College Prep: Advanced Placement scores, college enrollment rates.
Special Ed and ELL: Inclusion of disabled students in school activities, success of English Language Learners.
"As thousands of New York City eighth graders are in the midst of choosing high schools for next year, Inside Stats will give them free, easy-to-read access to critical data on everything from safety to attendance to AP scores," said Hemphill.
Inside Stats was inspired by Insideschools.org's critique of the NYC Department of Education’s school Progress Reports, which Hemphill and her team argued oversimplified the strengths and weaknesses of each school with a single “A” to “F” grade.
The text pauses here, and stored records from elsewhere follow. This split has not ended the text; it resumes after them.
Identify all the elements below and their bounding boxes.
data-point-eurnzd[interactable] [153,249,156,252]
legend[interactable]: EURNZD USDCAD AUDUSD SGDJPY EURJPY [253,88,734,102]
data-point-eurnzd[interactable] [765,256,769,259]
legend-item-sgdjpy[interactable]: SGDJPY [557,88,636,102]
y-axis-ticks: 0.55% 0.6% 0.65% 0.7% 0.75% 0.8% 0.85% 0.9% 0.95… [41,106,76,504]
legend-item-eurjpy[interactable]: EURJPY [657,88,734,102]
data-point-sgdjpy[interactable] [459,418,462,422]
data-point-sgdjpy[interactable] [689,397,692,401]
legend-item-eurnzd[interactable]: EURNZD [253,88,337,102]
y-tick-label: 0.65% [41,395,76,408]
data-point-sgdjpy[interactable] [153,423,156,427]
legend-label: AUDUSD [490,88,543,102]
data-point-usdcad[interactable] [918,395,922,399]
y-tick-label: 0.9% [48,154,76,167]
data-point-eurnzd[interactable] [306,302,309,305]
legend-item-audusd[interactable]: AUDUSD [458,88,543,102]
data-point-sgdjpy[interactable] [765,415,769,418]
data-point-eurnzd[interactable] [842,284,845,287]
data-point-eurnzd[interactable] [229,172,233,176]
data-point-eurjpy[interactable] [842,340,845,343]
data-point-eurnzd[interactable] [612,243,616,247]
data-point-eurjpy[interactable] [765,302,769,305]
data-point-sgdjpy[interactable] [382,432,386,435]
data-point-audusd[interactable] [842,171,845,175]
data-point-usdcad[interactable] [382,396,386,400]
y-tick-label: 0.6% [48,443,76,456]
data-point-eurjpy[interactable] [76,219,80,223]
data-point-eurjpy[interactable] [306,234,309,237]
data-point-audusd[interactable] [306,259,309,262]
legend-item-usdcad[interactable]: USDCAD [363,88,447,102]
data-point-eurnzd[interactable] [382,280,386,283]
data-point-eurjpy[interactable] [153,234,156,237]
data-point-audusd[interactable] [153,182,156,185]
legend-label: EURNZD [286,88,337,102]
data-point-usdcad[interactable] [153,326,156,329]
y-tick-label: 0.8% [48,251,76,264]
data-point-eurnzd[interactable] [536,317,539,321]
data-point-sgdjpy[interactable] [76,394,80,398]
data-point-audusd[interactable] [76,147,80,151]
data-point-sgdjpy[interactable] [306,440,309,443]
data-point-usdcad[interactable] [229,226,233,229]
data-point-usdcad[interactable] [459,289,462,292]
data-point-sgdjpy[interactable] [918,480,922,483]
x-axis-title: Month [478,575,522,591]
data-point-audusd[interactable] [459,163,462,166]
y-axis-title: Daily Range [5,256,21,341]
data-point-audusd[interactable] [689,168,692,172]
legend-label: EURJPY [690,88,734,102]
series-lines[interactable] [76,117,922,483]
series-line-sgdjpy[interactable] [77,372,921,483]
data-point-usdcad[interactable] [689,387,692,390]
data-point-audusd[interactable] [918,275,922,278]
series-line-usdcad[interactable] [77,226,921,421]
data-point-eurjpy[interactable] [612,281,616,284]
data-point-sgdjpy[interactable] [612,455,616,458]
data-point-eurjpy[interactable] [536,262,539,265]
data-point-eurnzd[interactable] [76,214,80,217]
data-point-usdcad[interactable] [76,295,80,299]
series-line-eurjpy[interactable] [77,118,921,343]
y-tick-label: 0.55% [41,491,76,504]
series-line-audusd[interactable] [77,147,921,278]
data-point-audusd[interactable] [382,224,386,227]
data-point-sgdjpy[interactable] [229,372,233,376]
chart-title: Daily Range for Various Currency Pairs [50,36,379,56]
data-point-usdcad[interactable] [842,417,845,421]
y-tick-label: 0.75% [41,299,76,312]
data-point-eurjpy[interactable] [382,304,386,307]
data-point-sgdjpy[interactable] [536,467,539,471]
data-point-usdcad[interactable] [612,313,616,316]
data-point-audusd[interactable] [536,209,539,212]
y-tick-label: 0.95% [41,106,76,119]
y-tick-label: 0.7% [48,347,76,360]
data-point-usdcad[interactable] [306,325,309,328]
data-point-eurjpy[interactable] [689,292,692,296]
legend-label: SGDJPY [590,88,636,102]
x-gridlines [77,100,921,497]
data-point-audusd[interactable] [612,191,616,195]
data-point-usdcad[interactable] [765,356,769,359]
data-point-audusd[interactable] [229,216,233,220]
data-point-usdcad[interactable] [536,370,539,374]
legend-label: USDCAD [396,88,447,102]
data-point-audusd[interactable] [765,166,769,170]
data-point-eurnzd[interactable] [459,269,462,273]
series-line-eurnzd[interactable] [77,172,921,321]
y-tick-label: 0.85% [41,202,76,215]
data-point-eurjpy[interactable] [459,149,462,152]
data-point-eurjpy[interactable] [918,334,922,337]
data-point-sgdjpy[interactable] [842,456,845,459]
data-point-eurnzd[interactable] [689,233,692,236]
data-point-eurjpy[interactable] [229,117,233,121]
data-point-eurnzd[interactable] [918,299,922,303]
To develop Inside Stats, the Insideschools.org team conducted surveys and focus groups with students, parents, teachers and administrators to determine which elements were most important to the scorecards' audiences. Issues of safety, school climate, and student values ranked top on the list of most important factors to parents and students alike.
"With Inside Stats, we hope to offer a more nuanced picture, because different schools are good at different things," said Hemphill. "Some schools take high-achieving kids and push them to ever greater heights. But others do a particularly good job with kids who need special education or English as a Second Language. Inside Stats shows you the difference."
Inside Stats was made possible with a grant from the Donors Educational Collaborative and designed by Hill+Knowlton Strategies.